Image via Flickr user Sjoerd van Oosten.
Wall Street, today a synonym for power and money, has withstood its share of chaos–market crashes, bombings, recessions, Occupy movements–in its years as the financial center of New York. Resilience is even in the street’s name, as it pays tribute to the Dutch wall that once stood in the seventeenth century as protection from hostile British and Native Americans. That Dutch fortification almost wasn’t built, however, because of a few unruly residents: a herd of persistent pigs (and not metaphorical ones, either).
The wall began as a picket fence in 1653 before the Dutch slowly expanded it to a 12-foot-high barrier over the years. At the time of the fence’s construction, the settlers let their livestock run loose around the settlement, and the hogs often uprooted orchards and gardens. Many of the animals foraged in areas along the wall, interfering with its construction. In a letter addressed to the city government in March 1653 (during the wall’s construction), Dutch Director General Peter Stuyvesant urged the government to take precautions against the pigs at nearby Fort Amsterdam. He detailed with “great grief the damages, done to the walls of the fort by hogs, especially now again the spring when the grass comes out.”
A 1664 map of New Amsterdam. The wide street is now Broadway, and Wall Street is the line with guard towers on the left. Source: William & Mary Barrett Dyer.
The city reportedly hired a herdsman to keep the pigs away, but this effort apparently proved fruitless. A few months later, in August, Stuyvesant wrote another letter to the city, impressing upon them the importance of keeping the hogs away from the wall:
“We cannot, consistently with duty, omit calling your Worships’ attention to the injurious and intolerable destruction, which we, to our great dissatisfaction, daily behold the hogs committing on the newly finished works of the fort, whence the ruin thereof will certainly ensue.”
Stuyvesant further warned officials to “take care, that what we with great pains and labor have brought us far will not again be destroyed by hogs, and thus all our labor be rendered useless.” This time, city officials responded to his request by ordering each resident to “take care of his hogs or keep them in the sty” until construction on the fort was finished.

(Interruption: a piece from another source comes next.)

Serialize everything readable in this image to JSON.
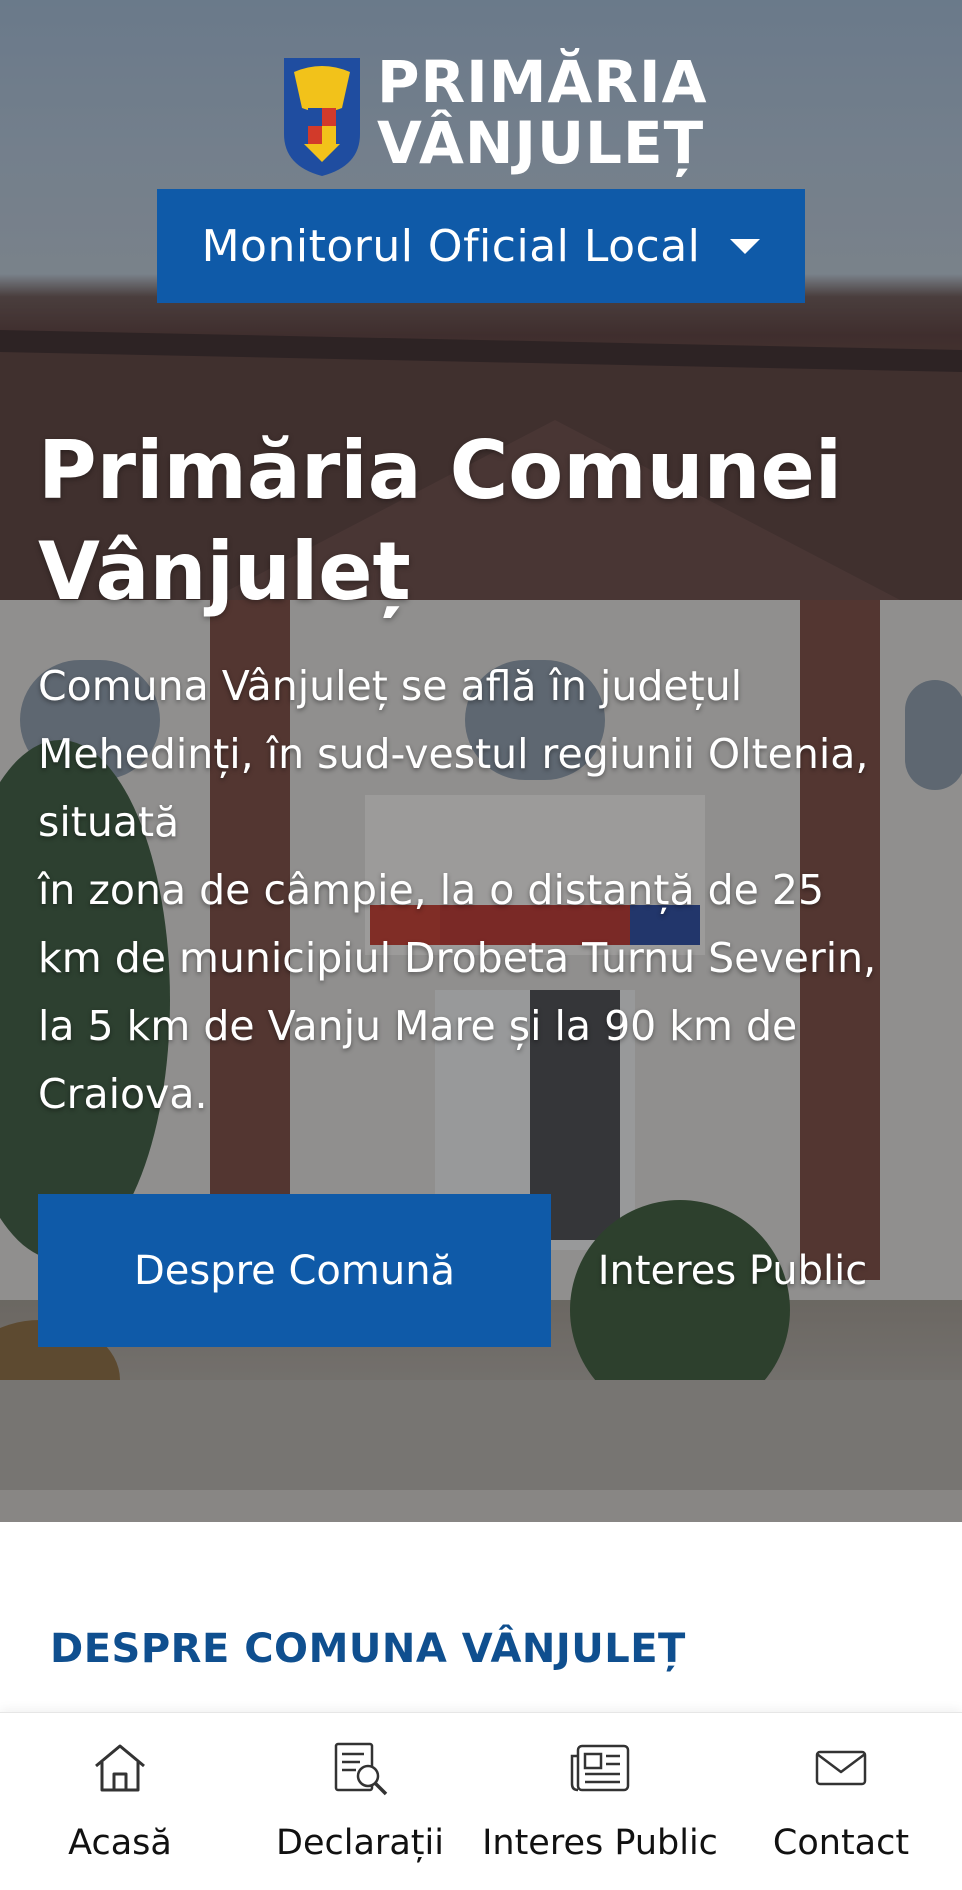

A 1600’s sketch of the Dutch wall. Source: William & Mary Barrett Dyer.
As Stuyvesant warned, the Dutch’s labor was rendered useless, though not by their pigs. When the British seized New Amsterdam and renamed it New York, they demolished the wall and constructed a paved road in its place. The original Dutch name “de Waal Straat” became Wall Street. While there’s no record of what happened to the pigs that plagued Stuyvesant, hogs continued to run wild in the streets of New York (and eat its garbage) even until the nineteenth century.